It's possibly too small to read but I assure the reader that it is the latest crop of charities who are eager to let me know that I have only a few hours left to send them money in 2015. Of course, soon I will be alerted to my very first opportunities to contribute to any number of worthy causes in 2016. I begin to appreciate the advantages of anonymous giving.
Maybe I am hesitant to review my own year because it doesn't necessarily stack up so well compared to others. My friend Alex decided at the start of 2015 that she would make it "a year of art," and she was very successful. Perhaps where I go wrong is not setting such goals. I drift into my accomplishments as I drift through life. I had no intention of becoming a bike commuter but working on Madi Carlson's Urban Cycling, combined with working across the hall from a dedicated cyclist, seems to have resulted in me biking regardless of conditions. According to my incomplete records on Luum, I've made just shy of 295 "trips" but I didn't start logging there until the first of May and I know I was biking in much of April so the number should be a little higher. I love my bike and, most of the time, I love biking so that's a nice little thing about 2015.
The garden was less of a raging success than I'd hoped it would be this year. We bought a new trough in which to plant tomatoes, placed it where it would get the maximum amount of sun and heat, filled it with fabulous soil and compost, and watered religiously, but we didn't get a ton of tomatoes and those we got were good, but rarely fabulous. Instead what went wild were the green beans in the front-forty raised bed, possibly because I kept planting more seeds, thinking that the previous batches hadn't germinated. After reading Eleanor Perenyi's Green Thoughts: A Writer in the Garden I was inspired to dry the green beans after we couldn't stand to eat any more of them. I learned that they dry quite nicely but that harvesting the dried beans is a somewhat tedious process. I've yet to discover how they taste but I do feel quite the homesteader when I look at the jar of them:
Thanks to a few pretty short books I received at Christmas I managed to get my total books-not-read-for-work number up to 56 for 2015. A number of those were re-reads and another number were books that were completely unmemorable or just plain bad. Alarmingly, many of those I enjoyed most were nonfiction! Crow Planet, the aforementioned Green Thoughts, Jambusters, and A Moveable Feast were all outstanding on the nonfiction side while, for fiction, The Return of the Soldier and The Poisonwood Bible were the standouts. Mona in the Desert and Antosha in Prague I put in their own category as they are the best books written but not published in 2015. If some publisher doesn't make an offer on them then I will truly despair of, well, life really.
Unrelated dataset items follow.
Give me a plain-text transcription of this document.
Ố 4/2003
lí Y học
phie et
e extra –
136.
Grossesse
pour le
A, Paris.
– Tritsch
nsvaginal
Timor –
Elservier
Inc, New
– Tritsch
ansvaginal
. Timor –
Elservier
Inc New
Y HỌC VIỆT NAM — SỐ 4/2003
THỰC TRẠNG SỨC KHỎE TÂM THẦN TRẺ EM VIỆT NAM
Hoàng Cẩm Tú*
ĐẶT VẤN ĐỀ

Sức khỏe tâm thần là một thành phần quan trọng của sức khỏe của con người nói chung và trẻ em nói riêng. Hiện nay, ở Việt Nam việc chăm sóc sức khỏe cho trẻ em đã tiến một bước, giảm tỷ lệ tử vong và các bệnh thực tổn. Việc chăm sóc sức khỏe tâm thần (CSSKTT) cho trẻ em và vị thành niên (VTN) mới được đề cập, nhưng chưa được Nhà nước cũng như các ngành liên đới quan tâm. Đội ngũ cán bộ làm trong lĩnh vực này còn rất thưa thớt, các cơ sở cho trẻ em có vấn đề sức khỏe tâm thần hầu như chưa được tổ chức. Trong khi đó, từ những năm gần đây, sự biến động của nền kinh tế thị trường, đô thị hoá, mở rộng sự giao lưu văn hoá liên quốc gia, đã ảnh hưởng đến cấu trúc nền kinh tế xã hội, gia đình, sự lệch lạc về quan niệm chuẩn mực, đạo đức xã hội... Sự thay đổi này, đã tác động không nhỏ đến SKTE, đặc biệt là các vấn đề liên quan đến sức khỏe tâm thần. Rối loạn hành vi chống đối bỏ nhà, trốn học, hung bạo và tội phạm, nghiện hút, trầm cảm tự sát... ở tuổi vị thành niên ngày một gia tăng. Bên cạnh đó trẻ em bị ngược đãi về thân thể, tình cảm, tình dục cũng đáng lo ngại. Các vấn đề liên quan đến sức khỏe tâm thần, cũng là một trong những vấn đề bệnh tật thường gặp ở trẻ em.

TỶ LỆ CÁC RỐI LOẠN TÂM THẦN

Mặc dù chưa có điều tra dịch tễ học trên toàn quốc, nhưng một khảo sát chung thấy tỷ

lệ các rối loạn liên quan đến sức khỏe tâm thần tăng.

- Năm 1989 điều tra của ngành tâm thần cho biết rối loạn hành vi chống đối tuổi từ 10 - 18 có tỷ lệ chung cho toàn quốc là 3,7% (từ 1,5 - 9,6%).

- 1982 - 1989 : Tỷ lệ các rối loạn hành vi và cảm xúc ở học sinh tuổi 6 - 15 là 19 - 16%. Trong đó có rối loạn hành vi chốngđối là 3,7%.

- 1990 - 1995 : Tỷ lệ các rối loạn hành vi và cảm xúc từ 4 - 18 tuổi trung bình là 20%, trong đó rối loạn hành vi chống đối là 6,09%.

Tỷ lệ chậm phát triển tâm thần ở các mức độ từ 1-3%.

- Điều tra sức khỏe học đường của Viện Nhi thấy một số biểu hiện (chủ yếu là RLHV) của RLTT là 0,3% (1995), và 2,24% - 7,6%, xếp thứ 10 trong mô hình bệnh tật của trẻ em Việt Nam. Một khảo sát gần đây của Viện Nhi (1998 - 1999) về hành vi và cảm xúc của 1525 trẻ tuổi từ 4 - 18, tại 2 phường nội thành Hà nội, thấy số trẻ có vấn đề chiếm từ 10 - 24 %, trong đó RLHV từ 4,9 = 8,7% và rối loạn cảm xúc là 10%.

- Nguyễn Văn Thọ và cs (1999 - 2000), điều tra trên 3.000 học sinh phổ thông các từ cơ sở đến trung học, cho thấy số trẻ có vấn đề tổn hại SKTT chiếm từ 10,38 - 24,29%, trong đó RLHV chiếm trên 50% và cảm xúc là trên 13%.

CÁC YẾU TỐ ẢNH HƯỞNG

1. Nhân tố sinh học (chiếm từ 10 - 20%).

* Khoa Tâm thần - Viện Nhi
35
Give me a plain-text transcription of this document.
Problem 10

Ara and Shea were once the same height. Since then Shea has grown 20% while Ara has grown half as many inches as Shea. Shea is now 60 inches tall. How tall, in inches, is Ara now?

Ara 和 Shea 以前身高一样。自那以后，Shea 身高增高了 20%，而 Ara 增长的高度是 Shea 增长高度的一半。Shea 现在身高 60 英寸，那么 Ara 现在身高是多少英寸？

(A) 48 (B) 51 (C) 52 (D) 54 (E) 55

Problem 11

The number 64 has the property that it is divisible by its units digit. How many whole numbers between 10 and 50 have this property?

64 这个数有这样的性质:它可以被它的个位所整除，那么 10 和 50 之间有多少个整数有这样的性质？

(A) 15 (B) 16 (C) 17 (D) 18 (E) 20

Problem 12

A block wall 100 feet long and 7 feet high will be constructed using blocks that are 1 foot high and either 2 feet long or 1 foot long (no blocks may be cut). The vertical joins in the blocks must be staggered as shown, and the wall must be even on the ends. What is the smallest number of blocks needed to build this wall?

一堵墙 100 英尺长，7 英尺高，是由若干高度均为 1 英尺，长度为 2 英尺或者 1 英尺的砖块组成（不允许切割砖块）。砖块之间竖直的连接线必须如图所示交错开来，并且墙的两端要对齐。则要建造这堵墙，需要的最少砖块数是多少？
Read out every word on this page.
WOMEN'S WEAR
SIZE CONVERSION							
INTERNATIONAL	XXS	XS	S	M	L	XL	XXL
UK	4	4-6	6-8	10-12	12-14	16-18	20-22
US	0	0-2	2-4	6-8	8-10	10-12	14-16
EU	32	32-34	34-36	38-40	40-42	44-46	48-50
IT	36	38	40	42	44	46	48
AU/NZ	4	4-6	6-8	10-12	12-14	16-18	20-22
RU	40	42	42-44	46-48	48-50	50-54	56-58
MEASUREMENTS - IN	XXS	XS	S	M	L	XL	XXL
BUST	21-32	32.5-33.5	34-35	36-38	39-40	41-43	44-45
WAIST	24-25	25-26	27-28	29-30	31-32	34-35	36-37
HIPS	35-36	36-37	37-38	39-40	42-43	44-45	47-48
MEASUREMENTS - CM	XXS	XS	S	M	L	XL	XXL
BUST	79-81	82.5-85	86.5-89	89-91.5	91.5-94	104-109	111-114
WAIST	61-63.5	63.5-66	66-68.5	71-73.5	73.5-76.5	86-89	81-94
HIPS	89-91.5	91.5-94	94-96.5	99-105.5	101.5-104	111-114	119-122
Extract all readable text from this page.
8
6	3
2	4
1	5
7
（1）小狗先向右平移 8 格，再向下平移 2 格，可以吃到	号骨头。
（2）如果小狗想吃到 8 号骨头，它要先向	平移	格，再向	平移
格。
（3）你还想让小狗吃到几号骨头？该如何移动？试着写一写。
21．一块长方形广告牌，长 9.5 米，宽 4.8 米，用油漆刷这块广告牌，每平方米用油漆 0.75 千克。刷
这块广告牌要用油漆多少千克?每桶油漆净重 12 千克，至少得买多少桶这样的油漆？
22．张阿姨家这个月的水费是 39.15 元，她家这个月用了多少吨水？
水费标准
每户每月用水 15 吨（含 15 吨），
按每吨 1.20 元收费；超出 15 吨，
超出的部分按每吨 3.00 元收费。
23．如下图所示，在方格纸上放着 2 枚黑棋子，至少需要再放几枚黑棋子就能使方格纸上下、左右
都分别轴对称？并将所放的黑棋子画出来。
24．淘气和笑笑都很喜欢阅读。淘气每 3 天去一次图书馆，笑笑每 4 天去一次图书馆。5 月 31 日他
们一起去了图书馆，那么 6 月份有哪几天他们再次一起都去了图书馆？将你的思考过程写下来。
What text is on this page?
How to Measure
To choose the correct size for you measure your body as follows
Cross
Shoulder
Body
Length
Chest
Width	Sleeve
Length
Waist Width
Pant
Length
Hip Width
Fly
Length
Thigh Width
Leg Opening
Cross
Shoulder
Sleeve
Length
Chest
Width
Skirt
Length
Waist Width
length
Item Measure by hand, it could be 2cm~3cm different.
Glancing at the titles of earlier posts, I see that I saw my first (and thus far, only) short-eared owls in 2015. Those are some remarkably gorgeous birds! I'm sure I saw a number of other new birds in 2015--a long-eared owl, for one--but I'm too lazy to consult the lab book in which I record such things (yes. every damned day. mostly.) so an accounting of birds will just have to wait. This post is already absurdly long and it's sunny out there. Perhaps that bike would like to get out one more time in 2015.
Happy New Year, beloved readers of blahdeblahblah!